(ATR) The IOC recognized six women Thursday for their athletic achievements and their work in promoting women’s sport.
Tegla Loroupe’s peace races have attracted thousands of people from Sudan, Kenya, Uganda and other African countries. (Getty Images)
At the IOC headquarters in Lausanne, six women, five from each continent and one representing the world, received Women and Sport Awards. The awards are given annually on June 23, Olympic Day.
“The 2011 IOC Women and Sport Award winners have all made a significant difference to the involvement of women and girls in sport by using the Olympic Movement’s concepts of mutual respect and pursuit of excellence,” said Anita DeFrantz, IOC member and chair of the IOC Women and Sport Commission.
Kenyan Olympian Tegla Loroupe was awarded the world trophy.
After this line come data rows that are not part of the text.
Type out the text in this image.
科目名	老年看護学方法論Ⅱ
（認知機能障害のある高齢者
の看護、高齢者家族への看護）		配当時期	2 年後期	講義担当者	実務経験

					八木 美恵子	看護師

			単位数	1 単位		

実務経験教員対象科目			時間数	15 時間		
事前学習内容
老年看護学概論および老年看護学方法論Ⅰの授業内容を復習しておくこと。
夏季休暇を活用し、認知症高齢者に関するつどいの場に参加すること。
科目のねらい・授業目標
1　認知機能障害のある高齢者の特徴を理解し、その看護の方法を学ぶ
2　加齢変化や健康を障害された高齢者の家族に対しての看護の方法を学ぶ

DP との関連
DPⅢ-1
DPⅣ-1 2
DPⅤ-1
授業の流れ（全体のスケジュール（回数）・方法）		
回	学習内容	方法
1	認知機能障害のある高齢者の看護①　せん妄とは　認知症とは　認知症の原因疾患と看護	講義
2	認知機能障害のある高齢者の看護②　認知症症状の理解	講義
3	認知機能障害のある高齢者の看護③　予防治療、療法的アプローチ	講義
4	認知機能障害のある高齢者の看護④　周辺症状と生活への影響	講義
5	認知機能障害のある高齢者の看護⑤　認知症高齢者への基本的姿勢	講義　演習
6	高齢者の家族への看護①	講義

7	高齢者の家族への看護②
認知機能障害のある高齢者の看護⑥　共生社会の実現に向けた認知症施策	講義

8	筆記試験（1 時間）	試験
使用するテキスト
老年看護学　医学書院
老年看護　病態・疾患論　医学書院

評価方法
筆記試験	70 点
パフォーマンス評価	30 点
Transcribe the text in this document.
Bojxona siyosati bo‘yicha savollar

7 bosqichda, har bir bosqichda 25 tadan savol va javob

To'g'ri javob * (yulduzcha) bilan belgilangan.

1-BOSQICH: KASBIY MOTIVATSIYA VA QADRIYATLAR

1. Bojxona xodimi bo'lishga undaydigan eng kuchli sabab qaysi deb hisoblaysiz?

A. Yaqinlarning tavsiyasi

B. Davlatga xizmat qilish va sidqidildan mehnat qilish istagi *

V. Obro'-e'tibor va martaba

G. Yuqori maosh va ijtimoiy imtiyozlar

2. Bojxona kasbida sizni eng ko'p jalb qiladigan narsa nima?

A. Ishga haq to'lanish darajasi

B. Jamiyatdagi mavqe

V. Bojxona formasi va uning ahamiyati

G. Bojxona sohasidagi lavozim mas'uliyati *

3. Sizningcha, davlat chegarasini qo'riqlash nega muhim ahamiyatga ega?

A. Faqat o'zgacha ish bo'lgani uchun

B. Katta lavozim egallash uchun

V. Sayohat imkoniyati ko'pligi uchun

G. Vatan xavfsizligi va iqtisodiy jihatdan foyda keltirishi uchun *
Loroupe is the founder and president of the Tegla Loroupe Foundation, which works to reduce poverty and conflicts through sports. She has organized a number of races for conflict-ridden communities where women are encouraged to participate and earn cash prizes.
Nadouvi Body, the first female president of Togo’s basketball federation, was named the winner for Africa. Body created a basketball tournament for women, using the event to train female coaches and referees.
For the Americas, The Women and Sport Commission of the Ecuadorian Olympic Committee was honored for their efforts in bringing women into the national sports infrastructure, including organizing courses in coaching.
Marisol Casado with her 2010 Women and Sport award. (ATR)
The Jordanian high jumper and handball player Narin Hajtass was given the award for Asia. As a member of the National Coaching Certification Programme, Hajtass has worked to increase the number of female coaches.
Former swimmer Sema Kasapoglu from Turkey was awarded the trophy for Europe for her project
that takes young girls and pairs them with coaches who provide free lessons. She also organizes football tournaments and training sessions for young girls.
Lastly, the former track and field and hockey athlete from Australia Daphne Pirie was named the winner for Oceania. Pirie has supported women’s sports in the country and is the founding president of Queensland Womensport.
IOC president Jacques Rogge noted that the participation of women in the Olympics has almost doubled in the last 30 years from 23 percent at the 1984 Los Angeles Games to 43 percent at the 2008 Beijing Games.
With the addition of women’s boxing, the 2012 Summer Olympic Games will be the first time women are competing in every sport.
Munich 2018 Kicks Off Weeks of Olympic Day Festivities
Munich 2018 is celebrating Olympic Day by focusing on athletics for young people.
More than 2,000 young athletes from around Germany are expected to attend the Youth Sports Festival. (Munich 2018)
The bid committee kicked off weeks of Olympic Day festivities today with the Youth Sports Festival in Burghausen in southern Germany, which will bring together 2000 young athletes for four days of activities.
“Munich 2018 is a bid for the athletes of tomorrow. For 100 years, the youth of the world has been at the very core of the Olympic Movement. To motivate kids and young people to participate in sports will remain one of the central challenges in our future,” said Bernhard Schwank, CEO of Munich 2018.
In a statement, the bid said the celebrations will “give an insight into how Munich 2018 intends to fulfil one of its most ambitious pledges to the Olympic Movement: reigniting the passion for the Winter Games in an entire generation of young people.”